Der Fall
Verwalter V wird vorzeitig abberufen und erhebt dagegen Anfechtungsklage. Der neu bestellte Verwalter N beauftragt Rechtsanwalt R mit der Vertretung der beklagten Eigentümer. Da das Gericht einen Vergleich vorschlägt, beschließt die Eigentümerversammlung mit Mehrheit, diesen anzunehmen, woraufhin R den Vergleich vor Gericht abschließt. Die überstimmten Eigentümer fechten diesen Beschluss an und meinen, dass R den Vergleich für sie überhaupt nicht habe abschließen dürfen.
Das Problem
Der Verwalter ist gem. § 27 Abs. 2 WEG berechtigt und verpflichtet, die beklagten Wohnungseigentümer im Beschlussanfechtungsprozess zu vertreten und einen Anwalt zu beauftragen.
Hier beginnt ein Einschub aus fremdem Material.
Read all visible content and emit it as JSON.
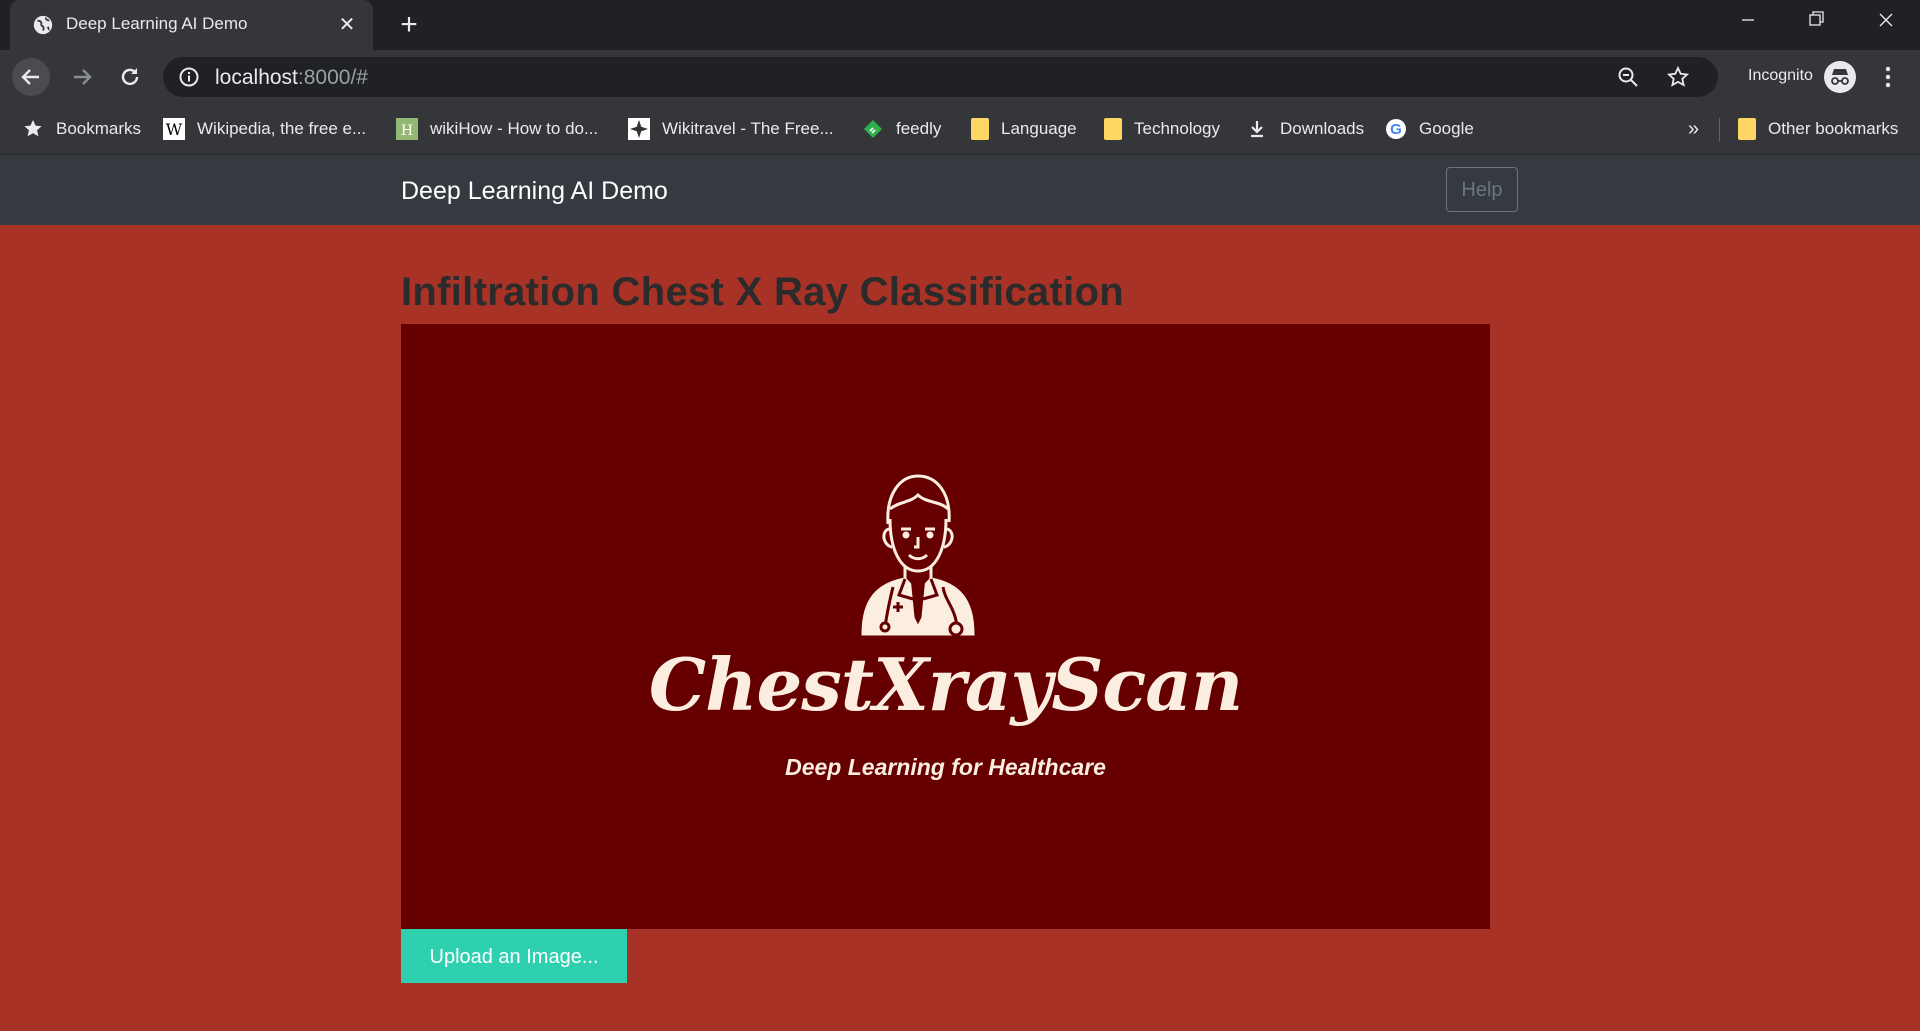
{
  "browser": {
    "tab_title": "Deep Learning AI Demo",
    "url_host": "localhost",
    "url_rest": ":8000/#",
    "incognito_label": "Incognito",
    "bookmarks": [
      {
        "label": "Bookmarks",
        "icon": "star-icon"
      },
      {
        "label": "Wikipedia, the free e...",
        "icon": "wikipedia-icon"
      },
      {
        "label": "wikiHow - How to do...",
        "icon": "wikihow-icon"
      },
      {
        "label": "Wikitravel - The Free...",
        "icon": "wikitravel-icon"
      },
      {
        "label": "feedly",
        "icon": "feedly-icon"
      },
      {
        "label": "Language",
        "icon": "folder-icon"
      },
      {
        "label": "Technology",
        "icon": "folder-icon"
      },
      {
        "label": "Downloads",
        "icon": "download-icon"
      },
      {
        "label": "Google",
        "icon": "google-icon"
      }
    ],
    "overflow_label": "»",
    "other_bookmarks": "Other bookmarks"
  },
  "navbar": {
    "brand": "Deep Learning AI Demo",
    "help_label": "Help"
  },
  "main": {
    "heading": "Infiltration Chest X Ray Classification",
    "logo_title": "ChestXrayScan",
    "logo_tagline": "Deep Learning for Healthcare",
    "upload_label": "Upload an Image..."
  },
  "colors": {
    "page_bg": "#a93226",
    "hero_bg": "#660000",
    "navbar_bg": "#343a40",
    "upload_btn": "#2fd0b0",
    "logo_ink": "#fbeee0"
  }
}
Wie weit reichen aber die Kompetenzen des Verwalters? Darf er selbständig über Vergleiche oder die Einlegung von Rechtsmitteln entscheiden und den Anwalt entsprechend anweisen? Darf die am Prozess überhaupt nicht beteiligte Wohnungseigentümergemeinschaft durch Beschluss entscheiden? Oder müssen Verwalter und Anwalt die Weisungen einzelner
Eigentümer befolgen?
Die Entscheidung des BGH
Der BGH entscheidet, dass die Prozessführungsbefugnis des Verwalters umfassend ist und den Abschluss eines Vergleichs erlaubt. Der Eigentümerversammlung steht aber die Beschlusskompetenz zu, dem Verwalter und dem Anwalt Weisungen zu erteilen. Demgegenüber sind die Weisungen einzelner Eigentümer für den Verwalter und den Anwalt unbeachtlich. Die mit der Prozessführung nicht einverstandenen Eigentümer hätten dem Gericht rechtzeitig anzeigen müssen, dass sie sich selbst oder durch einen anderen Anwalt vertreten lassen.
Praxis-Tipp
Auch wenn der Verwalter eigenständig handeln kann, sollte er, sofern möglich, eine Weisung durch Versammlungsbeschluss einholen. Dieser sollte aber bestandskräftig werden, bevor der Vergleich vor Gericht geschlossen wird. Zwar ist der Vergleichsschluss prozessual in jedem Fall wirksam, wird der Beschluss über den Vergleichsschluss aber gerichtlich für ungültig erklärt, sind Regressforderungen vorprogrammiert.